Building the Fair
The fair was a smorgasbord of architectural manners, from the New Deal modernism of the Federal exhibit and the cosmopolitan International Modernism of the Argentina Pavilion, to the woodsy monumentality of Timothy Pflueger’s Federal Building where raw bolted redwood echoes the great bridges while commanding the lagoon. One critic called the building “almost perfect,” another “the happiest exhibition pavilion the United States Government has ever built.”
Thrusting itself up among these stood the greatly maligned Tower of the Sun. Arthur Brown, Jr. fussed and fretted over it.
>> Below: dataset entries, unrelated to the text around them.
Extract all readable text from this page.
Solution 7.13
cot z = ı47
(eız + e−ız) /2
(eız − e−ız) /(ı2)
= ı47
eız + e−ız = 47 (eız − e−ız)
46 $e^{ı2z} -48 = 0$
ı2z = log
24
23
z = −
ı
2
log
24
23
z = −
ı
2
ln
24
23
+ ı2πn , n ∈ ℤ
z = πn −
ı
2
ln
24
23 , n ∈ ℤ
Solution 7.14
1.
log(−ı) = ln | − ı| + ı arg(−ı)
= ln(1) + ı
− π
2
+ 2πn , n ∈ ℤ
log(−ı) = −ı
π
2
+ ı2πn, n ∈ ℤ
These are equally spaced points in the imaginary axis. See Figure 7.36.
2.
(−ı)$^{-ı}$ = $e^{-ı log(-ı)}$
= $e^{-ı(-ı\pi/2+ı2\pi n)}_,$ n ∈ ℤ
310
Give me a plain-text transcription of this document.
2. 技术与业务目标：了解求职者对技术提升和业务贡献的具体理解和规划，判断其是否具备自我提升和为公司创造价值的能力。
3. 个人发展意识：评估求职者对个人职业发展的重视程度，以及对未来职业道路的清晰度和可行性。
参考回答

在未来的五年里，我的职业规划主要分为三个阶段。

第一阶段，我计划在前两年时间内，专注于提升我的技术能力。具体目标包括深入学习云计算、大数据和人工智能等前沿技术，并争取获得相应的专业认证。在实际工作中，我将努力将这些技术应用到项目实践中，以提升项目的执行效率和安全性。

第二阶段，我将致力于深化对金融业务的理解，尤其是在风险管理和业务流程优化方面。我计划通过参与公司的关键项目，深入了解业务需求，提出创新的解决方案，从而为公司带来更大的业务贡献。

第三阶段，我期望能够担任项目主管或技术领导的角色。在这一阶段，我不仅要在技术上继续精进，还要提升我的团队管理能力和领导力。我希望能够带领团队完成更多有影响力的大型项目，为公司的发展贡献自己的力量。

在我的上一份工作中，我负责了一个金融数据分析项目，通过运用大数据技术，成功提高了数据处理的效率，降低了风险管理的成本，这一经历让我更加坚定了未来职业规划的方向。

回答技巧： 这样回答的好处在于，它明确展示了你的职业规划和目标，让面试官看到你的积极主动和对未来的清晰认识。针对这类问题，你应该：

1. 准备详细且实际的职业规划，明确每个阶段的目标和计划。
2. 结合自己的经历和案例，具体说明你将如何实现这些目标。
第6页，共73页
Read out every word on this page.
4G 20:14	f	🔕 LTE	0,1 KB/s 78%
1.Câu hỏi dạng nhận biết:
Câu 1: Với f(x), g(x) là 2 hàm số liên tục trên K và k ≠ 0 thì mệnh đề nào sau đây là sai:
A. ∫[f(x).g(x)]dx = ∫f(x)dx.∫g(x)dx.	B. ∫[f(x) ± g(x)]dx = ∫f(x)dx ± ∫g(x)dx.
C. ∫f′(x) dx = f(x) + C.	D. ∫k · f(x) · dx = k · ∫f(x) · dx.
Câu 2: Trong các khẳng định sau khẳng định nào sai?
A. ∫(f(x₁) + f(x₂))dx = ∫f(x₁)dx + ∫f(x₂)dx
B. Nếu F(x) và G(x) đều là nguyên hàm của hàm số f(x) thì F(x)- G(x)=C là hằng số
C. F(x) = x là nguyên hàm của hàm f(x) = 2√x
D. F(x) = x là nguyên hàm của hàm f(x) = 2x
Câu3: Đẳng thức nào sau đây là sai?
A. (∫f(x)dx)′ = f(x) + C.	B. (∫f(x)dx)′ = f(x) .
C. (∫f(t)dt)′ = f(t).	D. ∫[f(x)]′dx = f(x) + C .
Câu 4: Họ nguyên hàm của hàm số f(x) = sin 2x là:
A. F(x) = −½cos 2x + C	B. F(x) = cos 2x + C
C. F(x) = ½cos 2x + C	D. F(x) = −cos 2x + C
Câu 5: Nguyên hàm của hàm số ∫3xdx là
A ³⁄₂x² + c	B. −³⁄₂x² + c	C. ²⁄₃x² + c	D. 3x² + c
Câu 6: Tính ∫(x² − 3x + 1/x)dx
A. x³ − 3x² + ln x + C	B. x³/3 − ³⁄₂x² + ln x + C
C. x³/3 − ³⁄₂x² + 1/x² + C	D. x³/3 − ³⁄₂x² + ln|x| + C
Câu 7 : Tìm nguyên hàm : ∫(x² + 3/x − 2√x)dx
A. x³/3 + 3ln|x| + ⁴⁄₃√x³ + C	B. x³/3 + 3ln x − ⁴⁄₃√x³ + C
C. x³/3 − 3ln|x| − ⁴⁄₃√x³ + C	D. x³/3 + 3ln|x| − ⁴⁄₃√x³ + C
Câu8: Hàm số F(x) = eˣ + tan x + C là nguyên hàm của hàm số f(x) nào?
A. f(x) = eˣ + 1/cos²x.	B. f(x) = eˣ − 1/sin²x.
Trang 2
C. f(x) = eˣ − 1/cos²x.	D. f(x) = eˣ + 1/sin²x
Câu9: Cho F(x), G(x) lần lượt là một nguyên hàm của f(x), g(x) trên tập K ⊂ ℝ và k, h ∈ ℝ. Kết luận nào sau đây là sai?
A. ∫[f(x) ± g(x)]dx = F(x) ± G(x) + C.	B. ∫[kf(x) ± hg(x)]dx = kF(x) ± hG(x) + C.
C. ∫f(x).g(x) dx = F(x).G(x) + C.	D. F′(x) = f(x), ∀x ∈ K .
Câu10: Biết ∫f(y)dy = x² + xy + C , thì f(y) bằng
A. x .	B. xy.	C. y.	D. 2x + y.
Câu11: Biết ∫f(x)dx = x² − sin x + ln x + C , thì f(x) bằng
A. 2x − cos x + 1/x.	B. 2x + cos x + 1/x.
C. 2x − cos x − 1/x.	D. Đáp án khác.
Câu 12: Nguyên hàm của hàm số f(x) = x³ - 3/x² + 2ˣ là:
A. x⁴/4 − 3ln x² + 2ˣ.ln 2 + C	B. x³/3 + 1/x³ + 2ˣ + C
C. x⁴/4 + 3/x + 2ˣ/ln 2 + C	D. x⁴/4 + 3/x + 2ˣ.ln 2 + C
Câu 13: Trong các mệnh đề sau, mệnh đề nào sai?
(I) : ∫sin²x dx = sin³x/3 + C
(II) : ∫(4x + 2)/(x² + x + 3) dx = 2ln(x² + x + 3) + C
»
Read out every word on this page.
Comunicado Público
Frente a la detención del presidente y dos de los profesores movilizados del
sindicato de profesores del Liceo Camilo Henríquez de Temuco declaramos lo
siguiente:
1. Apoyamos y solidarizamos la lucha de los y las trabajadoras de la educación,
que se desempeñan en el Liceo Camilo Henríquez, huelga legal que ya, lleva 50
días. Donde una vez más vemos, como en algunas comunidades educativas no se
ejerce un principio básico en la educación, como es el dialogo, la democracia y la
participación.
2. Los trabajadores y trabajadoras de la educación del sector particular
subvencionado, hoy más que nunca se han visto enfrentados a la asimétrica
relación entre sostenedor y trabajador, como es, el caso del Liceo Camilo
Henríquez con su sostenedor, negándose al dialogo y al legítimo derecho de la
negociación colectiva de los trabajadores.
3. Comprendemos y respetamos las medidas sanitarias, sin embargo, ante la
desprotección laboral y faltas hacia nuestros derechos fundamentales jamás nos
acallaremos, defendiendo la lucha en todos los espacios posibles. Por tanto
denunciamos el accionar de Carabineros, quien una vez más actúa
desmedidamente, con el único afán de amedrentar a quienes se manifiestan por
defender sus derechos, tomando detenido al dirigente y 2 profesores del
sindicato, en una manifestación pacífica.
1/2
In dozens of drawings, arches, buttresses, obelisks, pilasters, and other ornaments rise and shrink, come and go. Finally, Timothy Pflueger wrote unsparingly: “get rid of that terrible tower.” But it remained a Latin interloper in a Pacific fantasy.
Within the California zone, the California Commission rejected the palace idea and chose to have individual buildings represent specific areas, cities and counties. For the Alameda-Contra Costa County Building Irving Morrow, architect for the Golden Gate Bridge, pared down the program to exhibition essentials letting them drive the form of the building and grounds.
Both the color scheme and the lighting smoothed over the differences between the courts and presented a “regional palette” amid an electrical splendor.